A new traffic study recommends adding sidewalks, bike lanes and bus stops to ease congestion in the Rainey Street neighborhood.
Traffic congestion has long been a concern for people who live and work along Rainey Street. Last year, neighbors struck a deal with Austin-based developer Sutton Co, which wants to develop about 1.1 million square feet of commercial and residential space at the site of the Villas Condominiums. Sutton agreed to conduct a comprehensive traffic study to identify transportation needs and guide future development.
Lora Herring, lived at the Villas for 23 years and still lives in the neighborhood. She said traffic on Rainey Street is manageable during the weekdays, but not on nights and weekends.
“I don’t go out anymore, and I don’t try and go out at night on the weekends,” Herring said. “It’s just like, no, I’m not getting out in that.”
In fact, more than half of residents surveyed for the study reported taking two or fewer car trips a day. The study area is bounded by East Cesar Chavez Street, I-35, Lady Bird Lake and Waller Creek. It found that 65 to 70 percent of the traffic on Rainey comes from the neighboring Red River or River streets.
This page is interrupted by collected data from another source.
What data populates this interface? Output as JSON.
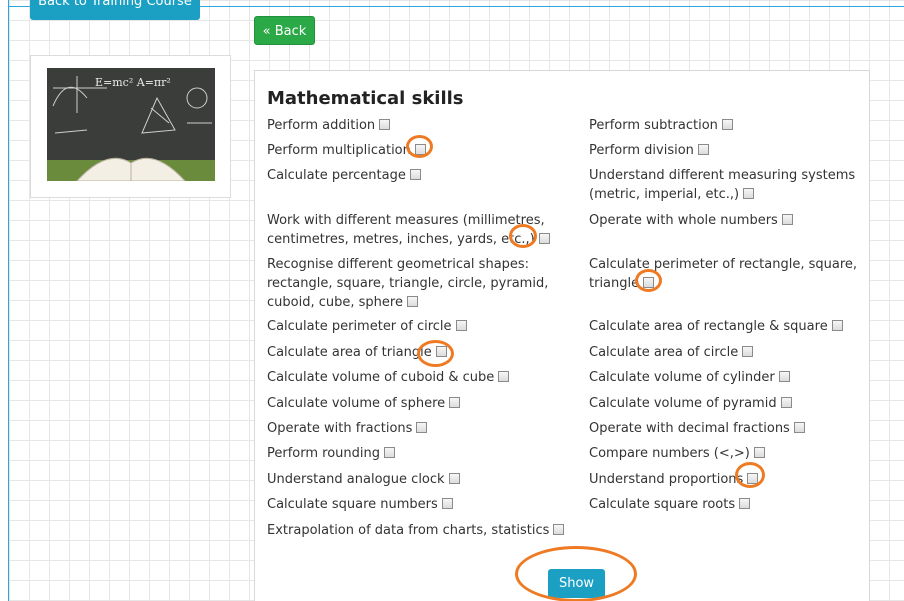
{
  "nav": {
    "course_button_label": "Back to Training Course",
    "back_button_label": "« Back"
  },
  "illustration": {
    "formula_text": "E=mc²  A=πr²"
  },
  "panel": {
    "title": "Mathematical skills",
    "show_button_label": "Show"
  },
  "skills": [
    {
      "label": "Perform addition",
      "checked": false
    },
    {
      "label": "Perform subtraction",
      "checked": false
    },
    {
      "label": "Perform multiplication",
      "checked": false
    },
    {
      "label": "Perform division",
      "checked": false
    },
    {
      "label": "Calculate percentage",
      "checked": false
    },
    {
      "label": "Understand different measuring systems (metric, imperial, etc.,)",
      "checked": false
    },
    {
      "label": "Work with different measures (millimetres, centimetres, metres, inches, yards, etc.,)",
      "checked": false
    },
    {
      "label": "Operate with whole numbers",
      "checked": false
    },
    {
      "label": "Recognise different geometrical shapes: rectangle, square, triangle, circle, pyramid, cuboid, cube, sphere",
      "checked": false
    },
    {
      "label": "Calculate perimeter of rectangle, square, triangle",
      "checked": false
    },
    {
      "label": "Calculate perimeter of circle",
      "checked": false
    },
    {
      "label": "Calculate area of rectangle & square",
      "checked": false
    },
    {
      "label": "Calculate area of triangle",
      "checked": false
    },
    {
      "label": "Calculate area of circle",
      "checked": false
    },
    {
      "label": "Calculate volume of cuboid & cube",
      "checked": false
    },
    {
      "label": "Calculate volume of cylinder",
      "checked": false
    },
    {
      "label": "Calculate volume of sphere",
      "checked": false
    },
    {
      "label": "Calculate volume of pyramid",
      "checked": false
    },
    {
      "label": "Operate with fractions",
      "checked": false
    },
    {
      "label": "Operate with decimal fractions",
      "checked": false
    },
    {
      "label": "Perform rounding",
      "checked": false
    },
    {
      "label": "Compare numbers (<,>)",
      "checked": false
    },
    {
      "label": "Understand analogue clock",
      "checked": false
    },
    {
      "label": "Understand proportions",
      "checked": false
    },
    {
      "label": "Calculate square numbers",
      "checked": false
    },
    {
      "label": "Calculate square roots",
      "checked": false
    },
    {
      "label": "Extrapolation of data from charts, statistics",
      "checked": false
    }
  ],
  "colors": {
    "accent_blue": "#1ba0c4",
    "back_green": "#2ca947",
    "annotation_orange": "#ee7a23"
  }
}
The study also proposes adding speed tables, which are similar to speed bumps but have a long, flat surface to slow traffic and add an elevated surface for pedestrians to cross the street.
Another factor that adds to the congestion is the lack of designated drop off points on Rainey. That leads vehicles to stop in the middle of the road. Herring said that’s an issue even outside of peak traffic times.
“With beer delivery trucks and stuff in the afternoon when it’s not busy, there’s still everybody, big old trucks, blocking the road,” she said.
Dan Hennessey is with Big Red Dog Engineering, which conducted the study. He said there’s not much that can be done to solve congestion on Rainey without addressing it on surrounding streets. The study found that peak congestion in the area stems from traffic on East Cesar Chavez and I-35.
“In fact, solving congestion along Cesar Chavez and 35 might actually increase volume within the neighborhood as more vehicles are able to get off those congested facilities and into Rainey Street and into those buildings,” he said.
Hennessey said this research process has been a departure from the often-contentious discussions between neighbors and developers.
“It’s kind of a strange planning process for a neighborhood group to discuss with a developer and be allowed to do their own planning study,” he said. “It was a very unique process that gave us the ability to reach out to a lot of stakeholders and build consensus for what mobility in this neighborhood looks like going forward.”
The study identifies several potential developments on the horizon for the neighborhood. It estimates they could increase transportation demand volumes by three or four times.